The dataset should be organized in a directory tree as such:
├── datasets_vg
└── datasets
└── pitts30k
└── images
├── train
│ ├── database
│ └── queries
├── val
│ ├── database
│ └── queries
└── test
├── database
└── queries
You can directly download the trained CCT-14 backbone:
trained on MSLS: CCT14_msls
trained on Pitts30k: CCT14_pitts30k
After getting the CCT14 backbone trained on MSLS (CCT14_msls.pth), you can train (i.e. initialize) the DHE network on MSLS:
python train_dhe.py --resume_fe=/path/to/your/CCT14_msls.pth --datasets_folder=/path/to/your/datasets_vg/datasets --dataset_name=msls
You can directly download the initialized DHE network HERE.
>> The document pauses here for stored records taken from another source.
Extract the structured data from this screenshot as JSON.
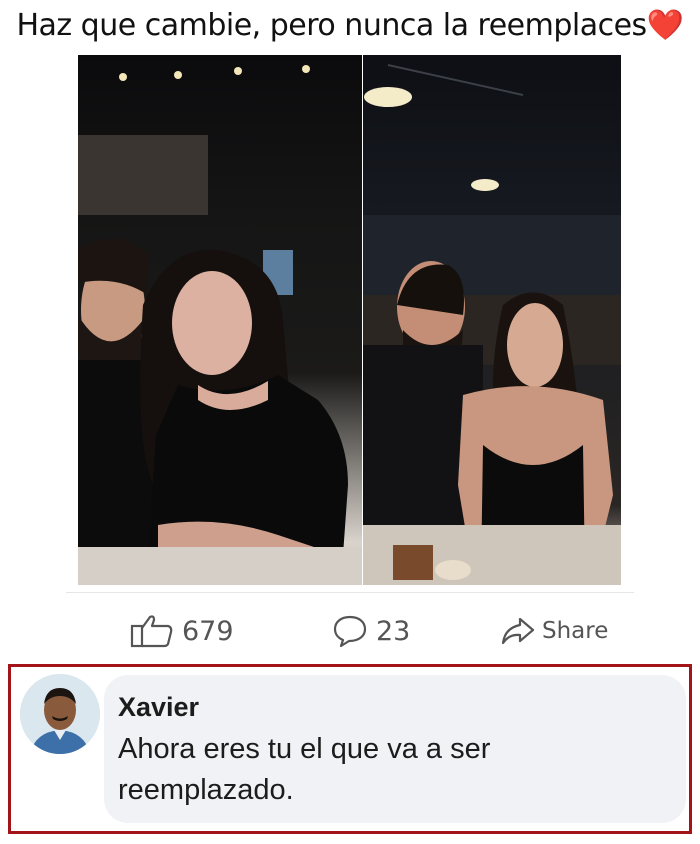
{
  "caption": {
    "text": "Haz que cambie, pero nunca la reemplaces",
    "emoji": "❤️"
  },
  "post": {
    "likes": "679",
    "comments": "23",
    "share_label": "Share",
    "icons": [
      "thumbs-up-icon",
      "comment-bubble-icon",
      "share-arrow-icon"
    ]
  },
  "comment": {
    "author": "Xavier",
    "text": "Ahora eres tu el que va a ser reemplazado."
  },
  "colors": {
    "highlight_border": "#a21418",
    "bubble_bg": "#f0f2f5",
    "heart": "#e0241b"
  }
}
To jointly finetune the backbone and the DHE network on the MSLS dataset, please run:
python3 finetune.py --datasets_folder=/path/to/your/datasets_vg/datasets --dataset_name=msls --epochs_num=2 --resume_fe=/path/to/your/CCT14_msls.pth --resume_hr=/path/to/your/initializedDHE.torch --queries_per_epoch=10000
Finetune on the Pitts30k dataset, please run:
python3 finetune.py --datasets_folder=/path/to/your/datasets_vg/datasets --dataset_name=pitts30k --epochs_num=40 --resume_fe=/path/to/your/CCT14_pitts30k.pth --resume_hr=/path/to/your/initializedDHE.torch
You can directly download the finetuned CCT14 backbone and DHE network:
MSLS: finetunedCCT14 | finetunedDHE
Pitts30k: finetunedCCT14 | finetunedDHE
To evaluate the finetuned complete DHE-VPR model on MSLS (or Pitts30k), run:
python eval.py --resume_fe=/path/to/your/finetunedCCT14_msls.torch --resume_hr=/path/to/your/finetunedDHE_msls.torch --datasets_folder=/path/to/your/datasets_vg/datasets --dataset_name=msls
Parts of this repo are inspired by the following repositories:
Visual Geo-localization Benchmark
If you find this repo useful for your research, please consider citing the paper
@inproceedings{dhevpr,
title={Deep Homography Estimation for Visual Place Recognition},
author={Lu, Feng and Dong, Shuting and Zhang, Lijun and Liu, Bingxi and Lan, Xiangyuan and Jiang, Dongmei and Yuan, Chun},
booktitle={Proceedings of the AAAI Conference on Artificial Intelligence},
year={2024},
volume={38},
number={9},
pages={10341-10349}
}